From its very first year, the company began a tradition of staging a varied season, performing everything from AIDS-related dramas to "Vampire Lesbians of Sodom." The company's mission was to create works relevant to sexual minorities and to offer a safe place for patrons to be themselves. Still, some involved in those early days feared outside persecution.

"When we first started out, it was hard to get actors to work for us because they were afraid that they would get labeled gay, or they worked for a company and could lose their jobs," says John Knapp, the players' artistic director. He recalls one teacher who worked under a pseudonym for fear of getting fired.

After staging shows at Fielden's for 15 years, it became apparent that the institution was outgrowing the space. There was no place to store costumes and set pieces, the restrooms were shabby, and the club didn't comply with the Americans with Disabilities Act, making it hard for the company to secure grant funds. For the next year and a half, the company took its shows on the road, staging at venues like the Gay Community Center Bingo Hall, HATTheatre and the Metropolitan Community Church of Richmond.

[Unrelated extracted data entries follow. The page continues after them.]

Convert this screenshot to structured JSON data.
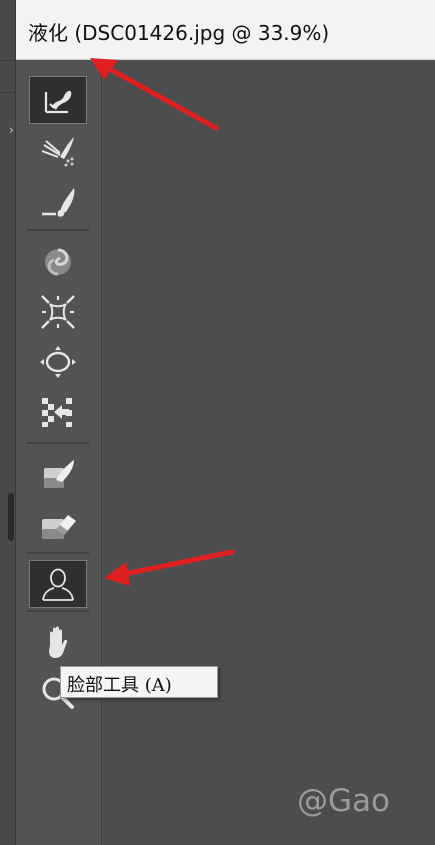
{
  "window": {
    "title": "液化 (DSC01426.jpg @ 33.9%)"
  },
  "toolbar": {
    "tools": [
      {
        "name": "forward-warp-tool-icon",
        "active": true
      },
      {
        "name": "reconstruct-tool-icon"
      },
      {
        "name": "smooth-tool-icon"
      },
      {
        "name": "twirl-tool-icon"
      },
      {
        "name": "pucker-tool-icon"
      },
      {
        "name": "bloat-tool-icon"
      },
      {
        "name": "push-left-tool-icon"
      },
      {
        "name": "freeze-mask-tool-icon"
      },
      {
        "name": "thaw-mask-tool-icon"
      },
      {
        "name": "face-tool-icon",
        "active": true
      },
      {
        "name": "hand-tool-icon"
      },
      {
        "name": "zoom-tool-icon"
      }
    ]
  },
  "tooltip": {
    "text": "脸部工具 (A)"
  },
  "watermark": {
    "text": "@Gao"
  },
  "annotations": {
    "arrow_color": "#e02020"
  },
  "colors": {
    "panel": "#535353",
    "canvas": "#4d4d4d",
    "titlebar": "#f3f3f3",
    "icon": "#e6e6e6"
  }
}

Working with architects and a Virginia Commonwealth University class, the company formulated a plan for its future, with the centerpiece of its hopes being its own space to stage shows. The price tag was in the millions, the plan more an expensive dream than an achievable goal.

The plan was unveiled at a Jefferson Hotel gala to celebrate the Triangle Players' 15th anniversary. Local real-estate entrepreneur Robb Moss, who attended that night, immediately saw possibilities in a building he'd recently optioned in Scott's Addition.

After reaching an agreement with the theater, Moss purchased the former radiator repair shop, and the company began remodeling the space. It required a new roof, ventilation, plumbing and wiring. The biggest undertaking was power-washing away the quarter-inch of grease and grime that had accumulated on the walls through the decades.

In February 2010, the company opened its new spic-and-span location near Broad and Boulevard, and since has gained an audience it never expected. Crosby estimates that about 60 percent of audience members identify as heterosexual.

"I think Richmond has grown up some," Crosby says. Though the company's mission hasn't changed, Crosby says it wants its message of inclusion and diversity to reach as broad an audience as possible.

The theater has also adopted the mission of helping fledgling organizations. Cadence Theatre Company rented the players' space twice in its first year, the now-defunct company Stage B worked out of Triangle last season, and the Ghost Light After Party, an open-mic cabaret, has held monthly events there since January. Triangle also is host to a number of cabarets, including shows by Georgia Rodgers Farmer, who sells out every performance.

"It's all about karma," Crosby says. "We had a lot of hands extended to us. It's all about giving back."

The company has won critical recognition as well. As the Richmond Triangle Players kick off their season, they're in the running for 10 awards from the Richmond Theatre Critics Circle, of which Style Weekly's Rich Griset and Dave Timberline are members. The company may have gained a wider audience than it anticipated, but still sees plenty of work to be done on gay, lesbian, transgender and bisexual issues.

"As long as we're still fighting for equal rights — and I don't think the state of Virginia will be changing anytime soon," Knapp says — "I think we're still going to be relevant."